Based on these results and general knowledge, e.g. B. the US-PS 31 65 544, one can similar good results with all other types of compounds encompassed by the present invention will, expect. As an alternative to the "flooded open"; flow reactor. as shown in the figure, can the reactor 11 as a continuous liquid phase reactor in any other appropriate way, ζ. B. as a flooded fixed bed reactor with downward facing Material flow are operated.

The following example illustrates the invention.

B e i s ρ i e!

The two-reactor system shown in the figure is used with a production capacity of approx 33 596 kg / day of n-propyl chlorothioformate. The first Reactor is a tubular upflow reactor with the tubes packed with activated carbon catalyst. Of the The second reactor is a fixed bed reactor that contains a bed of carbon catalyst and acts as a reactor with an upflow is operated.
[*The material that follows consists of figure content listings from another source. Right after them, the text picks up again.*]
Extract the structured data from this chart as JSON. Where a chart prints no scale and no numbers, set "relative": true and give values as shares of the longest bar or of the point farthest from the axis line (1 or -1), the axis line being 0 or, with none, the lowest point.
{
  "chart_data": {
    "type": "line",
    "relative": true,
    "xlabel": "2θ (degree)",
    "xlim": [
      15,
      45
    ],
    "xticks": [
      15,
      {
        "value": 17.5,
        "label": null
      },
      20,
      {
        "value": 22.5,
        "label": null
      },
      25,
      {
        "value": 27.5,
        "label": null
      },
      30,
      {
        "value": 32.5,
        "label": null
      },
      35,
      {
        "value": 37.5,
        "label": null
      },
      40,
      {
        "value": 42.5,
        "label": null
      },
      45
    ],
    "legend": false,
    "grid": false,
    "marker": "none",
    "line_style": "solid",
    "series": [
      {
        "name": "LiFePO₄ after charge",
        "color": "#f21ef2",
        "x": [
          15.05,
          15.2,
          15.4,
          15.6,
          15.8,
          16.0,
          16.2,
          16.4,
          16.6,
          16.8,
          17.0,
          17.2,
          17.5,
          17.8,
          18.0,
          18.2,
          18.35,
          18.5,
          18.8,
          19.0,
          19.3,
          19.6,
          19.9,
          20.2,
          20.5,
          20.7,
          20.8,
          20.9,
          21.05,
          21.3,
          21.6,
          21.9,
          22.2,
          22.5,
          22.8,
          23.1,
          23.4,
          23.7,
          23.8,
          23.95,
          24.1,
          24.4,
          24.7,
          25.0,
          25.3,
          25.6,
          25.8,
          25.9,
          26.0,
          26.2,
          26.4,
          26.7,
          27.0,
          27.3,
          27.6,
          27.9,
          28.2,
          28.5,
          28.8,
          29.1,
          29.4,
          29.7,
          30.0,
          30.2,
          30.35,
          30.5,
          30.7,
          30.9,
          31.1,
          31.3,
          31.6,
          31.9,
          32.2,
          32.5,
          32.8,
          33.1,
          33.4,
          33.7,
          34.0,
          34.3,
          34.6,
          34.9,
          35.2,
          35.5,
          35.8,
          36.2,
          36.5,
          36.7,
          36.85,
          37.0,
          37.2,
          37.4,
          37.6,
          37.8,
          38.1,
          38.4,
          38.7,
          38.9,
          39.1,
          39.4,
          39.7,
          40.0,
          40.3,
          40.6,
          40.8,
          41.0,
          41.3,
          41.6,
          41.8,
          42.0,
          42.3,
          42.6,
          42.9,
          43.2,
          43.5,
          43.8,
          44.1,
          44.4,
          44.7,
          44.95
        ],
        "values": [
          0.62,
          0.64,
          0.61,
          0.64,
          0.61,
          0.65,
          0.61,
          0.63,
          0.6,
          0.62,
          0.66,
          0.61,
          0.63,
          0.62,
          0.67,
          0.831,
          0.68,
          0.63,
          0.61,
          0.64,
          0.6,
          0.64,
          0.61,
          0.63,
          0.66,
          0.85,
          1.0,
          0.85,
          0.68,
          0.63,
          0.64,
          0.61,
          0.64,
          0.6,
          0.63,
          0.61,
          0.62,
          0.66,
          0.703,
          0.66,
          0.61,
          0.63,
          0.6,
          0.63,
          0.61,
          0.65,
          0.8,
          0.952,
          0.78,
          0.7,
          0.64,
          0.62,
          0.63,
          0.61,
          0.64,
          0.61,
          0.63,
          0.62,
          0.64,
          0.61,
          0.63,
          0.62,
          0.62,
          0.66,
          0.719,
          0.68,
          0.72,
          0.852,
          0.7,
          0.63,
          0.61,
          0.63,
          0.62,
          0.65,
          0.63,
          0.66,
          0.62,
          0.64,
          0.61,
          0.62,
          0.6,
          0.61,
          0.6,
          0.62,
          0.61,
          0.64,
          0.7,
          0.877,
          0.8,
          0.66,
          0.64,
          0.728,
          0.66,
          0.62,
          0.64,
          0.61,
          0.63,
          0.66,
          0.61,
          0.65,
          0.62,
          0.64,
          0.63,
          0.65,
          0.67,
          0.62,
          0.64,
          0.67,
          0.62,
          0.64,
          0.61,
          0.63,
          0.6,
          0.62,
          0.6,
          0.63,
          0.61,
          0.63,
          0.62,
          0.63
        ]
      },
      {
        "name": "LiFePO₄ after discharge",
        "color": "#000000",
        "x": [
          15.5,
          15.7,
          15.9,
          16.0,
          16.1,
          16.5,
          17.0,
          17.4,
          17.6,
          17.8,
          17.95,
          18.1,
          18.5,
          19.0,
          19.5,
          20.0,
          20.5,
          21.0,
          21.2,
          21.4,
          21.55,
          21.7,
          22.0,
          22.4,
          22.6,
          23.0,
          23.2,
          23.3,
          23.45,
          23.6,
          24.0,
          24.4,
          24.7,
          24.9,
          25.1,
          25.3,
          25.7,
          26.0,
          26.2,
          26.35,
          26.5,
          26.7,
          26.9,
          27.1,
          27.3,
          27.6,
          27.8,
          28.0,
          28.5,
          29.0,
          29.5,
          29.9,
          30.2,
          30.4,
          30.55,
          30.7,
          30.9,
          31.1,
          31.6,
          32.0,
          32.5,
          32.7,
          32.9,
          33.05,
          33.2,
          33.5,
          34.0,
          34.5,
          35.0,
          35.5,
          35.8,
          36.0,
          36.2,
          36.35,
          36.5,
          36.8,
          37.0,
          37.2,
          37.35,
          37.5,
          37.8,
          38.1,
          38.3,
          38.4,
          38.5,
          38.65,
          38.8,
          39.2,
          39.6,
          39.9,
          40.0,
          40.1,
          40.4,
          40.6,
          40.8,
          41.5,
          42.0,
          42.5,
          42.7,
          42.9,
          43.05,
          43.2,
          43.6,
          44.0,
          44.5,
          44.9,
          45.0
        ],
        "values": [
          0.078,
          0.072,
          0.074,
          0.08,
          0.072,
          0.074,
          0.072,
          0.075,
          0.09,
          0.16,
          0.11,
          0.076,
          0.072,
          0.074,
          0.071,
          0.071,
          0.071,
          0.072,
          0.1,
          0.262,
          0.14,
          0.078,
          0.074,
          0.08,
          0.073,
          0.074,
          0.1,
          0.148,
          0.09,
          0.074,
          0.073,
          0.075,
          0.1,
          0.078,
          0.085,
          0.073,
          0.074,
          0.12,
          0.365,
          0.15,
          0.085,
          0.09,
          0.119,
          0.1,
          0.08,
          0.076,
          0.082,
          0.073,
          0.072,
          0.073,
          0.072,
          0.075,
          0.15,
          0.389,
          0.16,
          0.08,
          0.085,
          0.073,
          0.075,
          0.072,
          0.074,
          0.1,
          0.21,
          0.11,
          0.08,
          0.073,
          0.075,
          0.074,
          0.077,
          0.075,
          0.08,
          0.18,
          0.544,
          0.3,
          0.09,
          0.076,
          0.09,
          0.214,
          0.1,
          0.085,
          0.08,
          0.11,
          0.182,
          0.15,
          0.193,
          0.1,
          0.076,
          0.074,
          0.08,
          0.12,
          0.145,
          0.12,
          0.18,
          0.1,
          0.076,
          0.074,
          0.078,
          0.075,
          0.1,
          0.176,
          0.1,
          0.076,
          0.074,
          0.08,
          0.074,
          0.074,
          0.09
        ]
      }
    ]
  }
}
In the first reactor, which corresponds to the reactor 10 of the figure, 2 kmol / h of phosgene and 10.2 kmol / h of n-propyl mercaptan are added. A recycling stream. which contains about 4.99 kmol / h phosgene and about 2.27 kmol / h n-propylchlorothioformate is also introduced into the reactor 10. The reactor is operated at an inlet temperature of about 15 to 40 "C, an outlet temperature of about 40 to 55 ° C and an outlet pressure of about 1.8 to 2.07 bar gauge (1.83 to 2.11 atmospheres). The partially reacted products from the first reactor are passed from the second reactor in the lower part. the second reactor is operated at an inlet temperature of about 40 to 55 ⁰ C, an outlet temperature of about 40 to 55 ° C, an outlet pressure from 1.52 to 1 , 79 bar overpressure (1.55 to 1.83 atü) and a residence time of about 75 min.

The conversion of n-propyl mercapian to chlorothioformate is 94%. The product produced has a purity of 98 to 99%.

For this ! Sheet drawings

Claims (1)

Patent claims: 1. Process for the preparation of chlorothioformates of the formula Il RSCCl in which RQ —Cis-alkyl, with the exception of ethyl, cycloalkyl-Q — C ₇ -methyl, cycloalkyl (C ₃ -C ₇ ), C ₂ -Cs-alkenyl phenyl, chlorine-substituted phenyl, benzyl or chlorine-substituted Q — Cis-alkyl means, where the chlorine substituent is at least as far away as the ^ carbon atom, based on the sulfur atom, characterized in that. ^ aB man (A) a mercaptan of the formula RSH, in which R is as defined above, in one first continuous liquid phase reaction zone in the presence of activated carbon as Reacts catalyst with phosgene (b) and removing this first reaction product from the first reaction zone, (c) the first reaction product treated in a second continuous liquid phase reaction zone with activated carbon as a catalyst to obtain a residence time of about 1 to 180 complies min uad the Stufv (c) at iiner average Auslaßtempera..ur from about 0 to about 70 ⁰ C with an exit dn. : k from about 0 to about 103 bar upper pressure (0 to about 10.5 atmospheres) bef rubs, and (d) this second reaction product, the chlorothioformate contains, removed from the second reaction zone.